Let's think about what happens when you insert / update a row in an indexed table (let's assume we're using standard B-tree indexes). The entry will be added to the table itself as well as an entry being made in each of the indexes on the table. That's what creates the time / space overhead.

To answer your question directly no, outside the initial time / space overhead of generating the indexes, there's no major downside of putting indexes on every column on every table. Remember, when you're performing a query, only up to one index can be used per table. By having lots of indexes / composite indexes, you're giving the optimiser the best choice when deciding which indexes to use.

With that said, it's messy to start generating arbitrary indexes having put little thought into. If I were you, I'd look at what queries you need to run faster and start generating indexes accordingly.

0
TommCatt On

Actually, iirc, a warehouse-specific system, SybaseIQ does just that -- places every field in its own index. But I don't like the idea. I am extremely leery of the idea that if something is a good idea over there, it is also a good idea everywhere. I call it the Tomm Carr Universal Rule that is applicable in all circumstances under all conditions in all contexts, or TCUR for short.

Which is:

Except for the Tomm Carr Universal rule that is applicable in all circumstances under all conditions in all contexts, there is no one rule that is applicable in all circumstances under all conditions in all contexts.

Which simply means that the very best rule, standard or default we can possibly develop can never be anything more than a good start.

So if you want to design the best warehouse you can, you're going to have to put in the work. Now the fact that this is a warehouse means you can use indexes more readily than in an OLTP system. But more does not translate to "throw them around willy-nilly."

Analyze the queries. Sort them from most often used to least often used. Some are used only for reports that are generated monthly, quarterly or annually. You can pretty much forget about those -- even if you can reduce the execution time from ten minutes to ten seconds...it's probably not worth the effort.

Tune the system for the queries that execute the most often. Then work with the less often, tuning if you can without affecting the first group.

Oh, and a word, if I may, on covering indexes.

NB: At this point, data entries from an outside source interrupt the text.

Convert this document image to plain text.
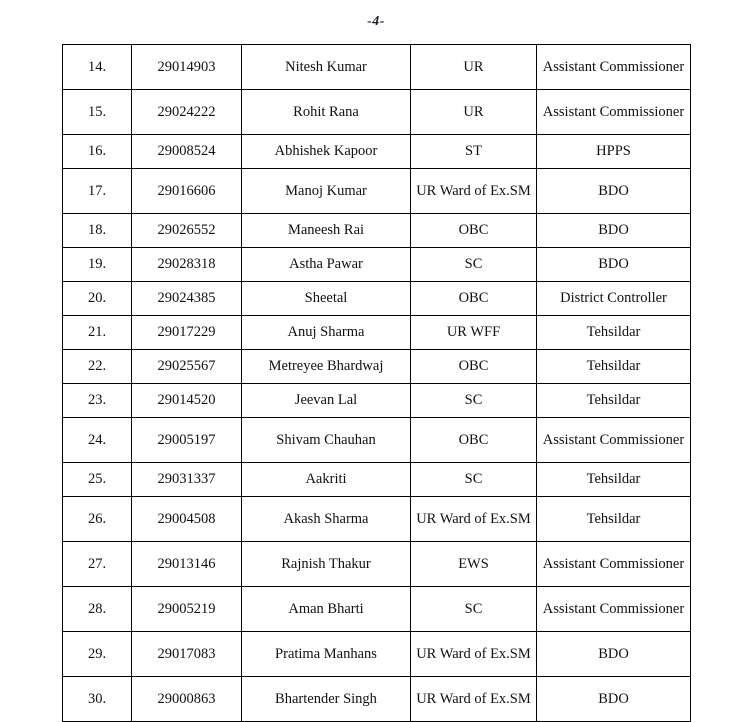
-4-
14.	29014903	Nitesh Kumar	UR	Assistant Commissioner
15.	29024222	Rohit Rana	UR	Assistant Commissioner
16.	29008524	Abhishek Kapoor	ST	HPPS
17.	29016606	Manoj Kumar	UR Ward of Ex.SM	BDO
18.	29026552	Maneesh Rai	OBC	BDO
19.	29028318	Astha Pawar	SC	BDO
20.	29024385	Sheetal	OBC	District Controller
21.	29017229	Anuj Sharma	UR WFF	Tehsildar
22.	29025567	Metreyee Bhardwaj	OBC	Tehsildar
23.	29014520	Jeevan Lal	SC	Tehsildar
24.	29005197	Shivam Chauhan	OBC	Assistant Commissioner
25.	29031337	Aakriti	SC	Tehsildar
26.	29004508	Akash Sharma	UR Ward of Ex.SM	Tehsildar
27.	29013146	Rajnish Thakur	EWS	Assistant Commissioner
28.	29005219	Aman Bharti	SC	Assistant Commissioner
29.	29017083	Pratima Manhans	UR Ward of Ex.SM	BDO
30.	29000863	Bhartender Singh	UR Ward of Ex.SM	BDO
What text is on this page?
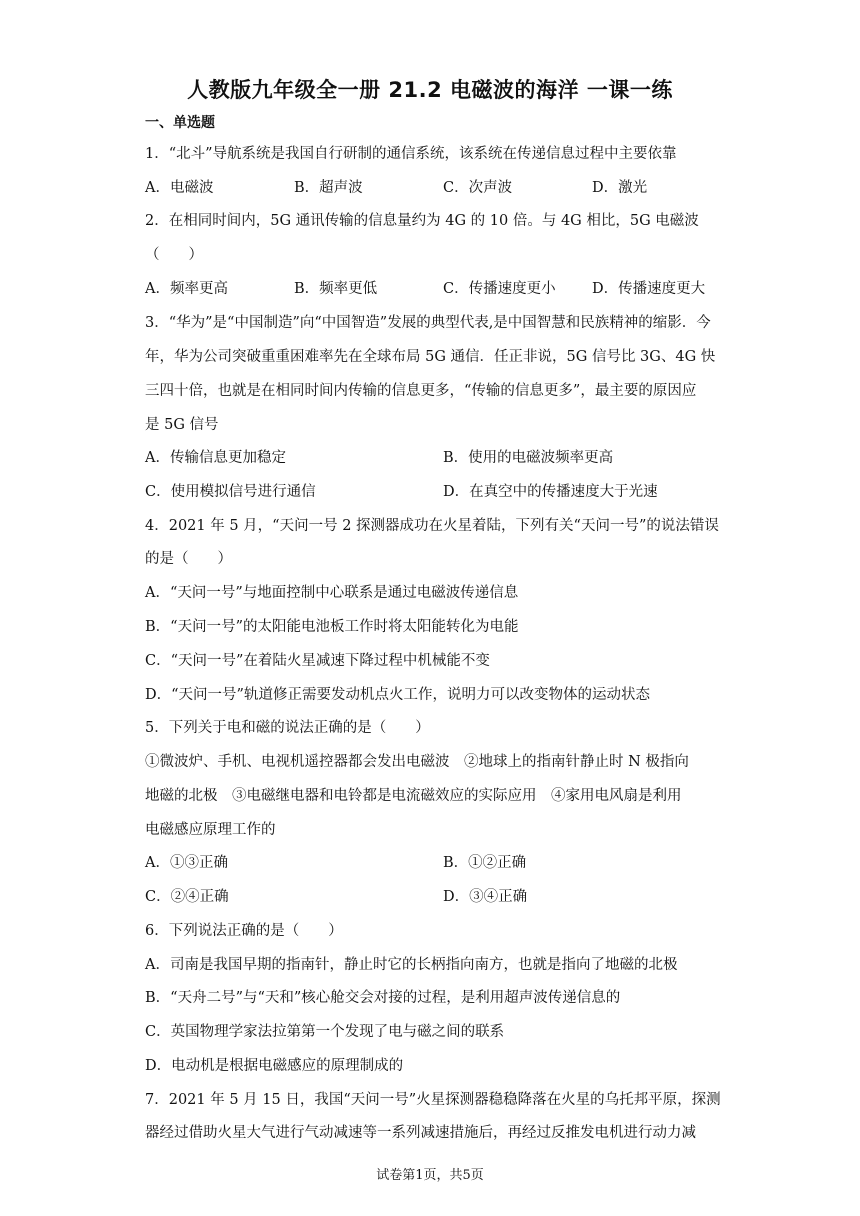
人教版九年级全一册 21.2 电磁波的海洋 一课一练
一、单选题
1．“北斗”导航系统是我国自行研制的通信系统，该系统在传递信息过程中主要依靠
A．电磁波	B．超声波	C．次声波	D．激光
2．在相同时间内，5G 通讯传输的信息量约为 4G 的 10 倍。与 4G 相比，5G 电磁波
（　　）
A．频率更高	B．频率更低	C．传播速度更小	D．传播速度更大
3．“华为”是“中国制造”向“中国智造”发展的典型代表,是中国智慧和民族精神的缩影．今
年，华为公司突破重重困难率先在全球布局 5G 通信．任正非说，5G 信号比 3G、4G 快
三四十倍，也就是在相同时间内传输的信息更多，“传输的信息更多”，最主要的原因应
是 5G 信号
A．传输信息更加稳定	B．使用的电磁波频率更高
C．使用模拟信号进行通信	D．在真空中的传播速度大于光速
4．2021 年 5 月，“天问一号 2 探测器成功在火星着陆，下列有关“天问一号”的说法错误
的是（　　）
A．“天问一号”与地面控制中心联系是通过电磁波传递信息
B．“天问一号”的太阳能电池板工作时将太阳能转化为电能
C．“天问一号”在着陆火星减速下降过程中机械能不变
D．“天问一号”轨道修正需要发动机点火工作，说明力可以改变物体的运动状态
5．下列关于电和磁的说法正确的是（　　）
①微波炉、手机、电视机遥控器都会发出电磁波　②地球上的指南针静止时 N 极指向
地磁的北极　③电磁继电器和电铃都是电流磁效应的实际应用　④家用电风扇是利用
电磁感应原理工作的
A．①③正确	B．①②正确
C．②④正确	D．③④正确
6．下列说法正确的是（　　）
A．司南是我国早期的指南针，静止时它的长柄指向南方，也就是指向了地磁的北极
B．“天舟二号”与“天和”核心舱交会对接的过程，是利用超声波传递信息的
C．英国物理学家法拉第第一个发现了电与磁之间的联系
D．电动机是根据电磁感应的原理制成的
7．2021 年 5 月 15 日，我国“天问一号”火星探测器稳稳降落在火星的乌托邦平原，探测
器经过借助火星大气进行气动减速等一系列减速措施后，再经过反推发电机进行动力减
试卷第1页，共5页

Generally, we're told to look at every field the query mentions:

select  a, b, c
from    table
where   e = f
    and g > something;

Then a covering index would contain the fields a, b, c, e, f and g.

Not necessarily a good idea or, at least, not necessarily the best idea. Consider that the filtering could involve hundred, thousands or millions of records before arriving at a very small or even one single result. There is no reason to be shuffling around an index containing fields a, b and c while doing all that filtering using only e, f and g. The best design here would be two covering indexes: one with a, b, c and the other with e, f, g. Call them the results index and the filtering index. So the filtering is performed using smaller rows (more rows per I/O) and when all that work is finished, then go out to the results index to get the much fewer answer(s).

But don't forget the TCUR applies here as well. Only a good, thorough analysis can tell you which way to go.